21 September 2012

244. Molden on debian testing

Update: avogadro can write gamess input files, but seems to offer little in the way of showing detailed output from gamess output files. Also, some of the input files contain keywords which don't exist.

Original post:
Nothing beats a good GUI, so after butting heads with gabedit again (and losing - again. Although in this case I think I tried to make it do something it wasn't designed to) I've decided to try Molden.

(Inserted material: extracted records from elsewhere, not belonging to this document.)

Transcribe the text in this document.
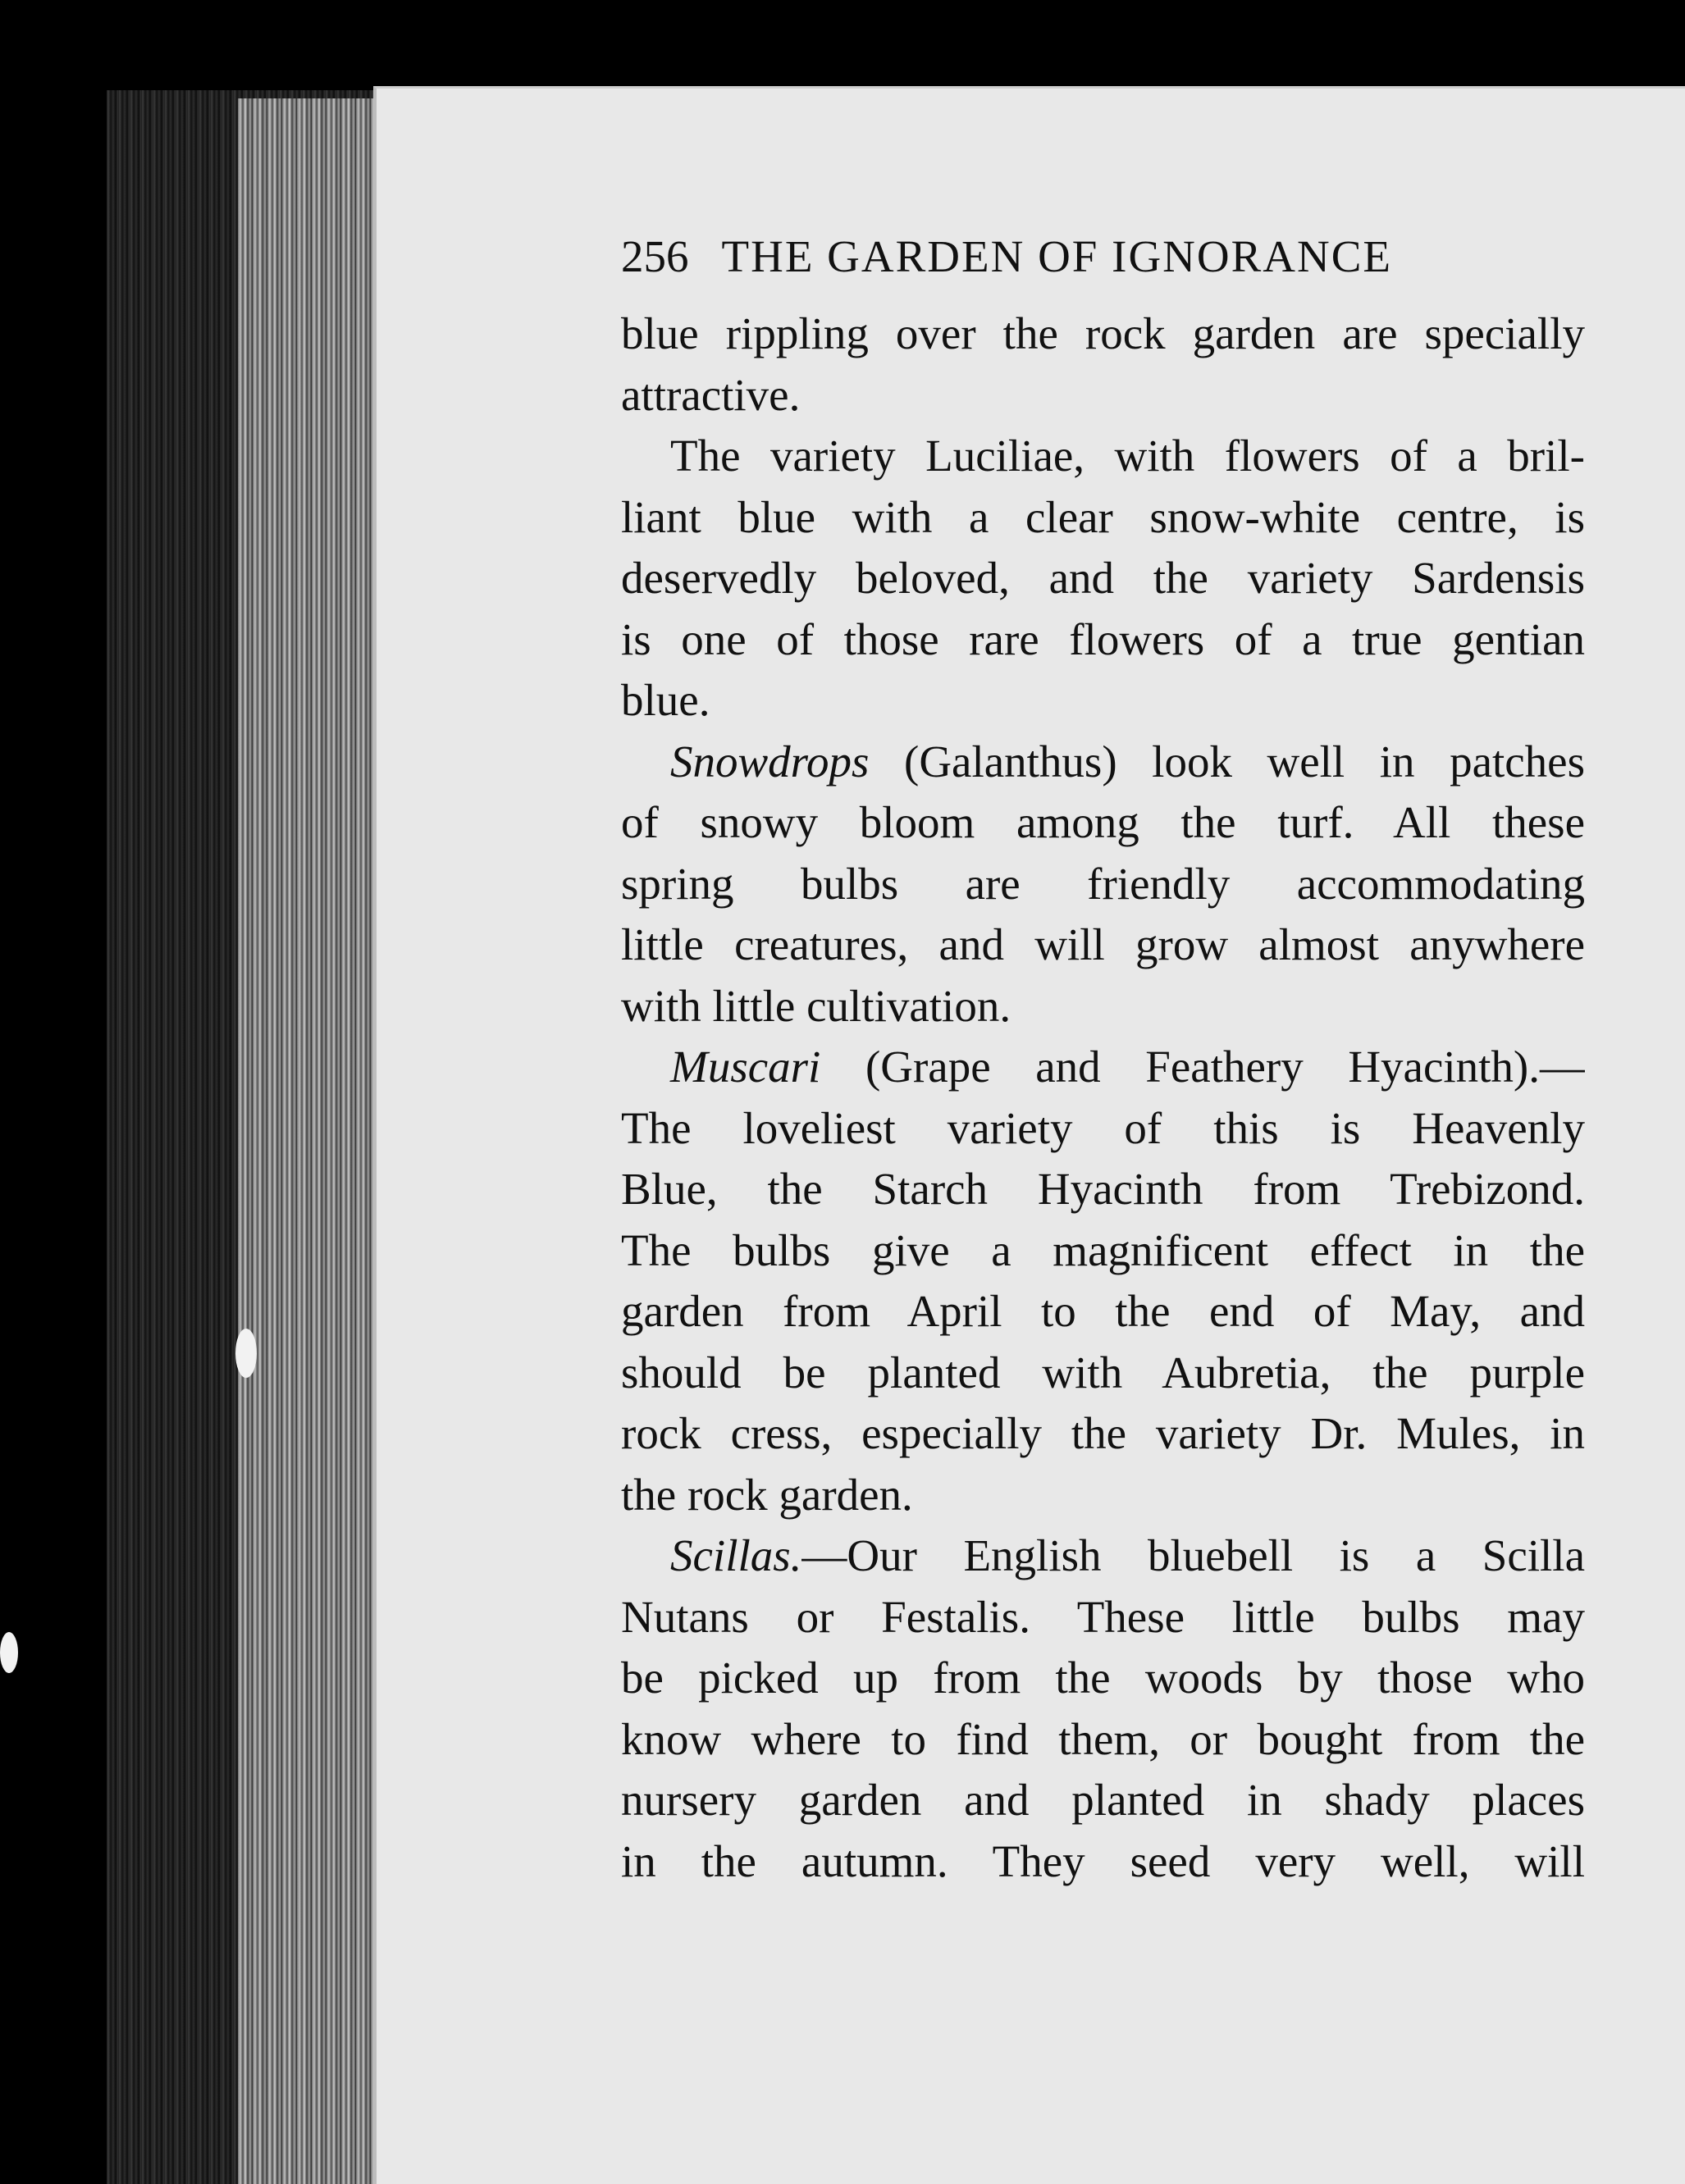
256 THE GARDEN OF IGNORANCE
blue rippling over the rock garden are specially
attractive.
The variety Luciliae, with flowers of a bril-
liant blue with a clear snow-white centre, is
deservedly beloved, and the variety Sardensis
is one of those rare flowers of a true gentian
blue.
Snowdrops (Galanthus) look well in patches
of snowy bloom among the turf. All these
spring bulbs are friendly accommodating
little creatures, and will grow almost anywhere
with little cultivation.
Muscari (Grape and Feathery Hyacinth).—
The loveliest variety of this is Heavenly
Blue, the Starch Hyacinth from Trebizond.
The bulbs give a magnificent effect in the
garden from April to the end of May, and
should be planted with Aubretia, the purple
rock cress, especially the variety Dr. Mules, in
the rock garden.
Scillas.—Our English bluebell is a Scilla
Nutans or Festalis. These little bulbs may
be picked up from the woods by those who
know where to find them, or bought from the
nursery garden and planted in shady places
in the autumn. They seed very well, will
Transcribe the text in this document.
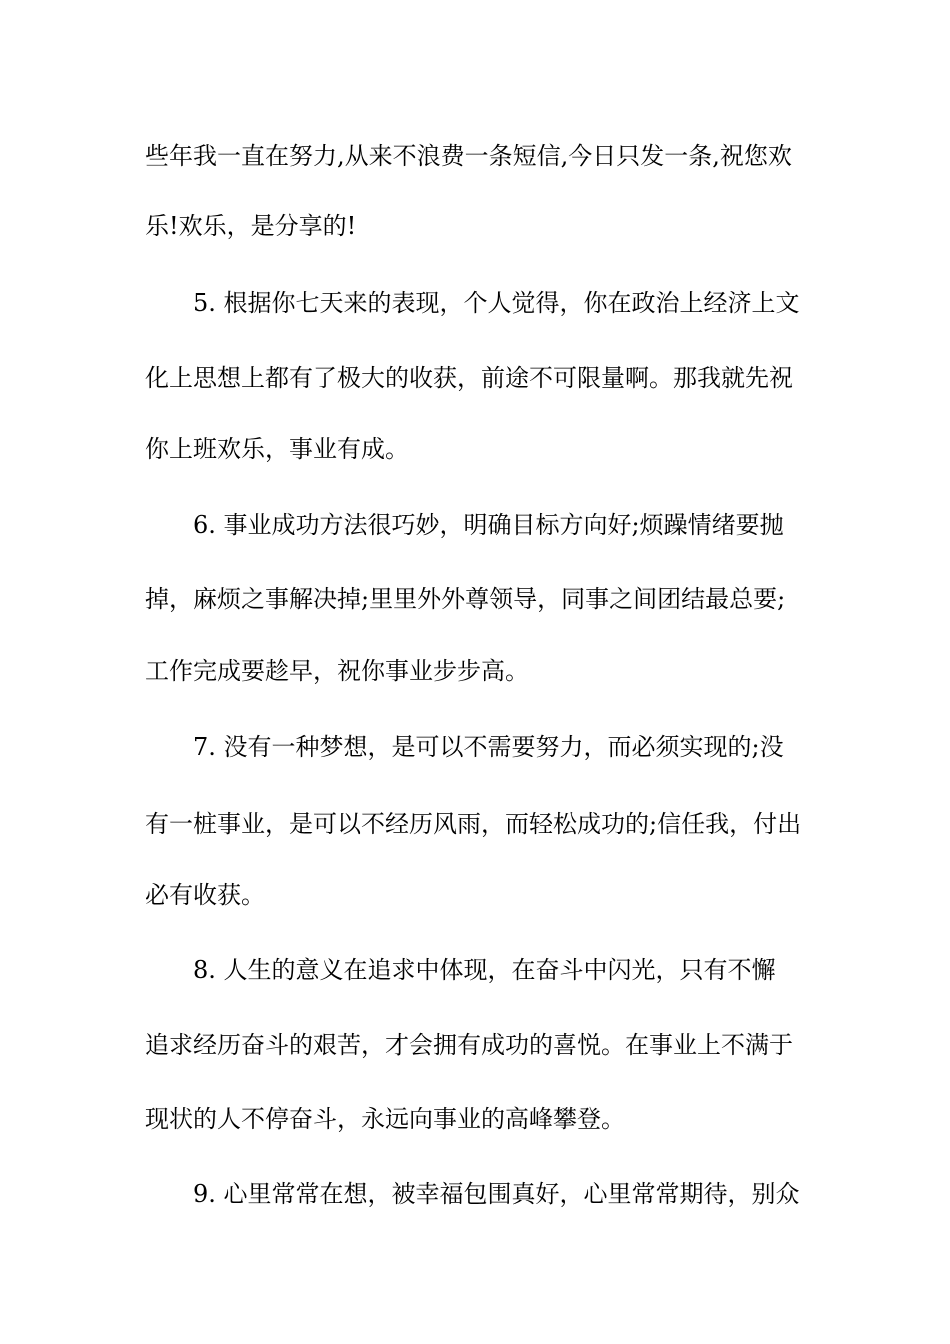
些年我一直在努力,从来不浪费一条短信,今日只发一条,祝您欢
乐!欢乐，是分享的!
5. 根据你七天来的表现，个人觉得，你在政治上经济上文
化上思想上都有了极大的收获，前途不可限量啊。那我就先祝
你上班欢乐，事业有成。
6. 事业成功方法很巧妙，明确目标方向好;烦躁情绪要抛
掉，麻烦之事解决掉;里里外外尊领导，同事之间团结最总要;
工作完成要趁早，祝你事业步步高。
7. 没有一种梦想，是可以不需要努力，而必须实现的;没
有一桩事业，是可以不经历风雨，而轻松成功的;信任我，付出
必有收获。
8. 人生的意义在追求中体现，在奋斗中闪光，只有不懈
追求经历奋斗的艰苦，才会拥有成功的喜悦。在事业上不满于
现状的人不停奋斗，永远向事业的高峰攀登。
9. 心里常常在想，被幸福包围真好，心里常常期待，别众
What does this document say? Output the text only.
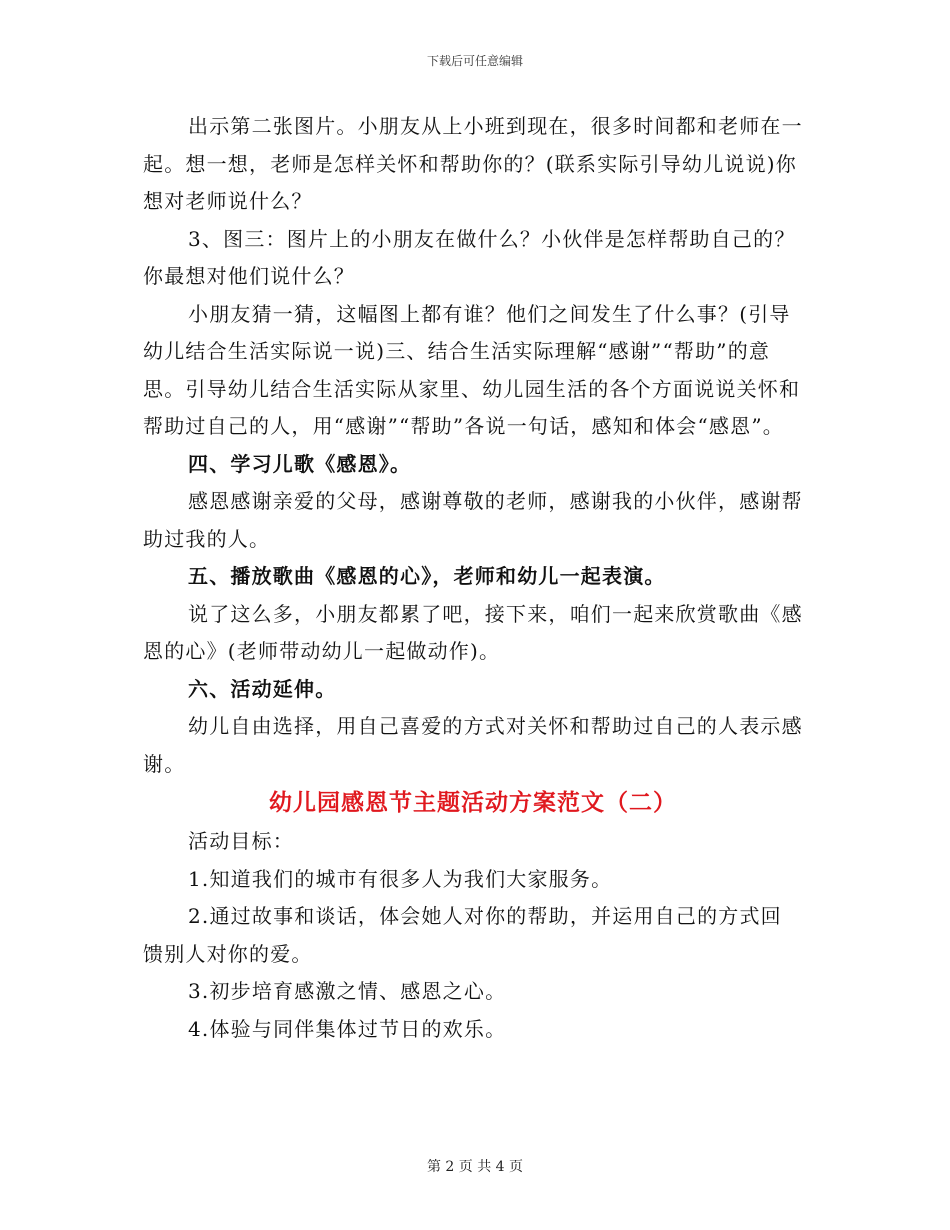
下载后可任意编辑

出示第二张图片。小朋友从上小班到现在，很多时间都和老师在一起。想一想，老师是怎样关怀和帮助你的？(联系实际引导幼儿说说)你想对老师说什么？

3、图三：图片上的小朋友在做什么？小伙伴是怎样帮助自己的？你最想对他们说什么？

小朋友猜一猜，这幅图上都有谁？他们之间发生了什么事？(引导幼儿结合生活实际说一说)三、结合生活实际理解“感谢”“帮助”的意思。引导幼儿结合生活实际从家里、幼儿园生活的各个方面说说关怀和帮助过自己的人，用“感谢”“帮助”各说一句话，感知和体会“感恩”。

四、学习儿歌《感恩》。

感恩感谢亲爱的父母，感谢尊敬的老师，感谢我的小伙伴，感谢帮助过我的人。

五、播放歌曲《感恩的心》，老师和幼儿一起表演。

说了这么多，小朋友都累了吧，接下来，咱们一起来欣赏歌曲《感恩的心》(老师带动幼儿一起做动作)。

六、活动延伸。

幼儿自由选择，用自己喜爱的方式对关怀和帮助过自己的人表示感谢。

幼儿园感恩节主题活动方案范文（二）

活动目标：

1.知道我们的城市有很多人为我们大家服务。

2.通过故事和谈话，体会她人对你的帮助，并运用自己的方式回馈别人对你的爱。

3.初步培育感激之情、感恩之心。

4.体验与同伴集体过节日的欢乐。

第 2 页 共 4 页
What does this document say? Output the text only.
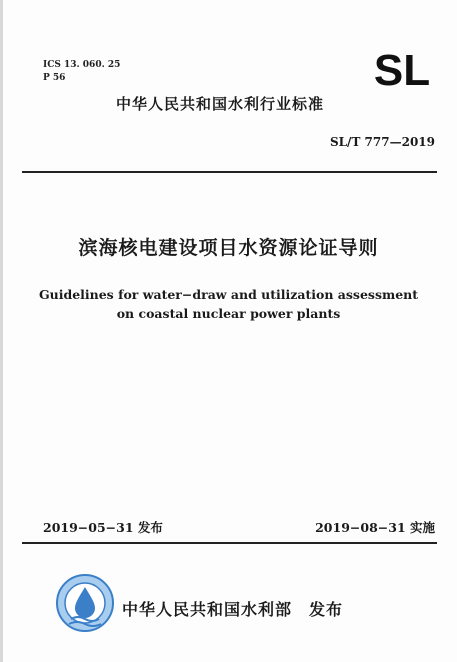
ICS 13. 060. 25
P 56	SL
中华人民共和国水利行业标准
SL/T 777—2019
滨海核电建设项目水资源论证导则
Guidelines for water−draw and utilization assessment
on coastal nuclear power plants
2019−05−31 发布	2019−08−31 实施
中华人民共和国水利部　发布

To download, go here, make sure to be a good citizen and register yourself as a user (will help motivate funding for development) then download: http://www.cmbi.ru.nl/molden/howtoget.html

cd ~/tmp
wget ftp://ftp.cmbi.ru.nl/pub/molgraph/molden/molden5.0.tar.gz
tar xvf molden5.0.tar.gz
cd molden5.0/

Edit makefile and remove -lXmu from line 20:

16 CC = cc
17 FC = gfortran
18 LIBS =  -lX11 -lm
19 LDR = ${FC} 
20 LIBSG = -L/usr/X11R6/lib -lGLU -lGL -lX11 -lm

cd surf/

edit Makefile and change it from

 46 depend: $(DEPEND)
 47     @ echo making dependencies...
 48     @ echo ' ' > makedep
 49     @ makedepend $(INCLUDE) -f makedep $(DEPEND)

to

 46 depend: $(DEPEND)
 47     @ echo making dependencies...
 48     @ echo ' ' > makedep
 49     @ $(CC) $(INCLUDE) -M $(DEPEND) > makedep

Save and go back up one level, and run make:
 cd ../
 make

You're pretty much done.

I like putting things in /opt, so
sudo mkdir /opt/molden
sudo chown $USER /opt/molden
cp ~/tmp/molden5.0/* -R /opt/molden

stick
export PATH=$PATH:/opt/molden
in your ~/.bashrc

Type
molden
to run

Molden can read output files from gamess -- still exploring the exact capabilities, but e.g the convergence information can be accessed:


and you can get nifty contour plots of the electron density of orbitals etc.


Error:

If you don't edit the surf/Makefile as shown above you'll get

make[1]: Leaving directory `/home/me/tmp/molden5.0/ambfor'
make -C surf depend
make[1]: Entering directory `/home/me/tmp/molden5.0/surf'
making dependencies...
make[1]: makedepend: Command not found
make[1]: *** [depend] Error 127
make[1]: Leaving directory `/home/me/tmp/molden5.0/surf'

20 September 2012

243. My own personal benchmarks for NWChem, gromacs with atlas, openblas, acml on AMD and intel

Update: you can compile against acml on intel as well, and against mkl on amd. Still need to do some performance testing to see how well it works. The artificial penalty of running mkl on AMD is well-publicised and led to a lawsuit, but I don't know how acml performs on mkl.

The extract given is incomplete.